Among the condiments that Belcour supplies to the local market are Tomato Chutney (with honey); Honey Mustard (pepper sauce); Pepper Jam (with herbs and honey); Honey Jerk (pepper sauce); and a Five Fruit Marmalade (with honey).
With a retail price range of $200 to $280 per bottle, Belcour’s products are in the premium specialty food market. The condiments – which do not use artificial preservatives – have a shelf life of two years.
The company aimed to establish the brand through differentation as opposed to price. The company does not have the critical mass to compete with much larger entities on cost.
“We are positioned unashamedly at the high end of the market.We want to be a cut above everybody else – best tasting and great quality,” says Michael, by this time having descended to the chilly 3,000 square-foot processing facilty.
The production room is no where near state-of-the-art, and has a distinct guava smell. But it possesses all the stainless-steel equipments – a steam kettle for pasturisation, a vertical cutter for mincing raw materials, a pulper finisher to filter out insoluble fibres, and a giant funnel, called a simplex filler, to bottle the finished products — neccessary to get the job done.
Belcour’s use of all-natural produce is intended to capitalise on the trend towards healthier lifestyles, which, when compounded with the product’s taste and ‘Brand Jamaica’ factor, gives it a competitive springboard from which to enter the US market.
“We know that Jamaica has the best tasting produce and we want to expose it because we (as a country) are not using what we have,” says Michael, noting that the only production inputs that are imported are the Guatemalan refined sugar and the packaging, sourced from the US.

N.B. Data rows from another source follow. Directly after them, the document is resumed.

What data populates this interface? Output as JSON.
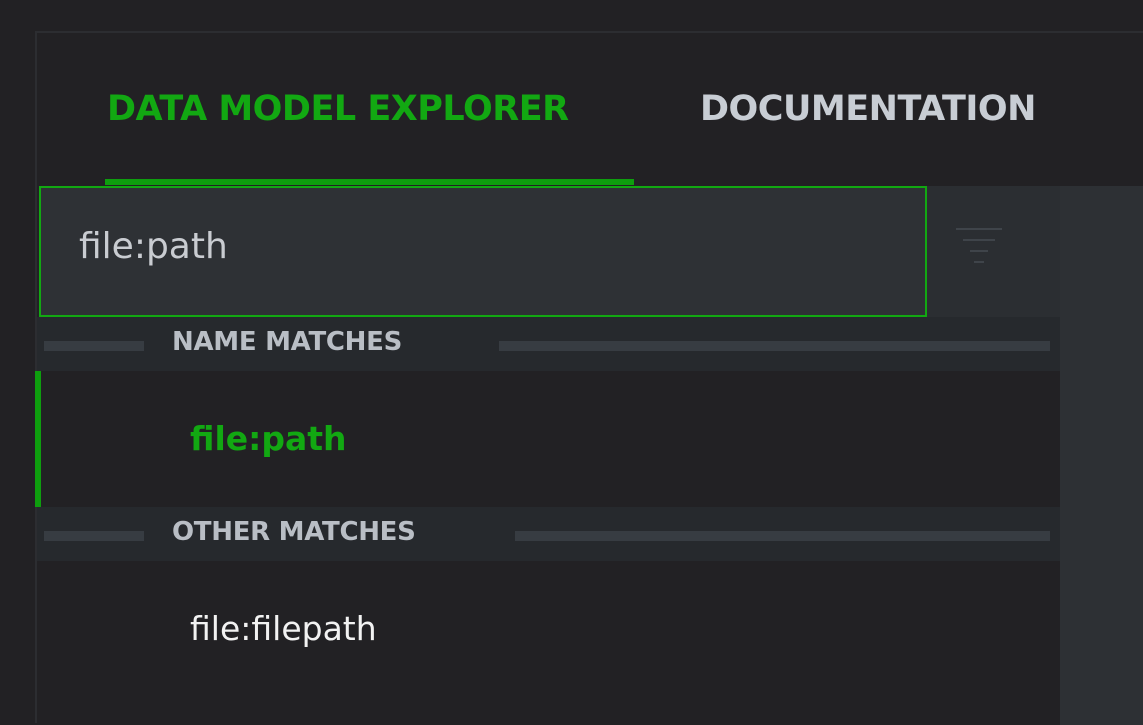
{
  "tabs": [
    {
      "label": "DATA MODEL EXPLORER",
      "active": true
    },
    {
      "label": "DOCUMENTATION",
      "active": false
    }
  ],
  "search": {
    "value": "file:path",
    "placeholder": ""
  },
  "filter": {
    "icon": "filter-icon"
  },
  "sections": {
    "name_matches": {
      "label": "NAME MATCHES",
      "items": [
        "file:path"
      ]
    },
    "other_matches": {
      "label": "OTHER MATCHES",
      "items": [
        "file:filepath"
      ]
    }
  },
  "colors": {
    "accent": "#12a812",
    "background": "#222124",
    "panel": "#2e3135",
    "muted_text": "#c8cdd4"
  }
}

“We are bringing what we think is a uniquely different Jamaican brand and are leveraging the famous Blue Mountain which ties into our location,” he says. “We are trying to look at strong products and do a little thing different with them. We didn’t just do a civil orange marmalade, we did a five-fruit marmalade with lemon, tangerine etc.”
As Belcour prepares to graduate from the 3,000 square-foot processing facility at the SRC Pilot Plant to the “much larger” Walkerswood factory, the Lumsdens are clear that they want to go after the US market aggressively: the plan is to increase production six-fold, initially, to 300 cases a week and explore funding for the venture that has, since its inception, been completely self-financed.
“We are looking to address two things with this move: Get to scale and work with a plan that is well on its way and is ready to meet the challenges of the US FDA (Food and Drug Administration) certification requirements,” says Michael, noting the new American rules that require all processed foods entering the country to be tested by an accredited laboratory effective January 2012.
The Lumsdens currently have five part-time employees comprising part of its team and plan to begin production with the same staff at Walkerswood.
Looking back while fully aware of the challenges ahead, Robin, who is not a trained chef, marvels at what she and her husband have been able to achieve from her home cooking. Her only wish is that she had started her entreprenurial journey earlier.
“Follow your hearts because I definitely loved cooking and gardening from when I was younger,” she says.